Cuba's energy crisis is not merely a political failure but a physical one. The island relies heavily on imported oil, primarily from Venezuela, and its thermal power plants are ageing. When Hurricane Ian struck, it damaged transmission lines and disrupted fuel supply, leading to a cascade failure. The government's response, rolling blackouts to prevent total collapse, is a feature of socialist central planning: prioritising control over efficiency. Yet this approach ignores fundamental principles of grid resilience.
The UK offers a contrasting model. Our National Grid is one of the most reliable in the world, balancing a diverse mix of natural gas, nuclear, wind, solar, and interconnectors with France and the Netherlands. We have invested in smart grids, energy storage, and demand-side response. This is not a triumph of capitalism but of physics: a system that adapts to fluctuations, decentralises risk, and incentivises innovation.
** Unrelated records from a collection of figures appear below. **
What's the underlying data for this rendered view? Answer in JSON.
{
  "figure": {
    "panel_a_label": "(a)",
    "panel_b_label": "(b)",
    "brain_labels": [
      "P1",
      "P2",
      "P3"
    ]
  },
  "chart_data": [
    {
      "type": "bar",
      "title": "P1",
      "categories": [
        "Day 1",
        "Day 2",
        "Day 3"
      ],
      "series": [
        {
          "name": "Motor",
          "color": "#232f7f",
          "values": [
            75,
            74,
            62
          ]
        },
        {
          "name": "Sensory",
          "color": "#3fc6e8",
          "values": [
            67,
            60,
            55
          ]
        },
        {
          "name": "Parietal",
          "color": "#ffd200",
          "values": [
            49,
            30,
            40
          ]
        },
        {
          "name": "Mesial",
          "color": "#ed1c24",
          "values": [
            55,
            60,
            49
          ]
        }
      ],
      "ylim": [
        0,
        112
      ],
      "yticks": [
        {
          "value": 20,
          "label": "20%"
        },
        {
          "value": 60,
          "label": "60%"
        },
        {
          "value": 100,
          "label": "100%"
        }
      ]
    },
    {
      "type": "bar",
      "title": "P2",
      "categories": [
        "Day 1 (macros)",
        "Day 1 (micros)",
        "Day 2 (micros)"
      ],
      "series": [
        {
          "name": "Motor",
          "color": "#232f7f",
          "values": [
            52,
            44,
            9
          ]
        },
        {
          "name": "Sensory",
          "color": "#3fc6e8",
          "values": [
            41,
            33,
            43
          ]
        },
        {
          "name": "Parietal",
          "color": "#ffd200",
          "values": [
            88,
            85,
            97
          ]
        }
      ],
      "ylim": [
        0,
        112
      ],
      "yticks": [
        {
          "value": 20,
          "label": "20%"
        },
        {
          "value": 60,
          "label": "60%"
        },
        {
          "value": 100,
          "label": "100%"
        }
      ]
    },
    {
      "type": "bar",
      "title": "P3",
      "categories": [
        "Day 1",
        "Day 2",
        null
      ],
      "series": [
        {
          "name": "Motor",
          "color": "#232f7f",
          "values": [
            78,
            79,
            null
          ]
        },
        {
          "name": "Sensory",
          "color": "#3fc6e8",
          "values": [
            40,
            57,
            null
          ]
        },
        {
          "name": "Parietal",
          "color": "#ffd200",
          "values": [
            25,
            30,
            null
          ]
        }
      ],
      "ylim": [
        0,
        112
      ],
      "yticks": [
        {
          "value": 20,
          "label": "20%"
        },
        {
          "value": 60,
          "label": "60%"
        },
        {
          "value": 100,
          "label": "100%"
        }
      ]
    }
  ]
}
Consider the data: Cuba's electricity generation capacity has declined by 20% since 2016, while demand has only increased. The UK, in contrast, has increased its renewable capacity by 400% since 2010, while reducing total carbon emissions by 30%. Our grid is not perfect. We have faced spikes in wholesale prices and cold snaps, but we have not experienced a nationwide blackout since 2003. Why? Because we allow market forces to guide investment and encourage competition.
The fundamental difference lies in how we treat energy as a commodity versus a right. Cuba views electricity as a public service to be provided by the state. This leads to chronic under-pricing, waste, and lack of maintenance. The UK treats it as a mixed system: critical infrastructure regulated for security, but with private generation and distribution. This creates an environment where companies are incentivised to maintain reliability.
Some argue that Cuba's situation is unique due to the US embargo. But the embargo does not prevent the island from building solar panels. Indeed, Cuba has abundant solar resources and could generate 10% of its electricity from photovoltaics alone. Yet less than 1% of generation is from solar. This is a political choice, not a physical constraint.
The lesson for the world is clear: energy resilience requires a portfolio approach. The UK's success is not about being a beacon of capitalism but about being smart with physics. We recognise that no single fuel source is immune to disruption. We diversify. We build interconnectors. We embrace market signals that allocate resources efficiently.
This is not a partisan argument. It is a scientific one. As the planet warms and extreme weather events become more frequent, every nation must rethink its energy strategy. Those that cling to ideological purity, whether socialist or authoritarian, will face the same fate as Cuba. Those that adopt a systems-level approach, using all available tools, will thrive.
The Cuban blackout is a tragedy, but it is also a teachable moment. The UK should not be smug but should share its model: a resilient grid does not happen by accident, but by design. And that design must be grounded in reality, not rhetoric.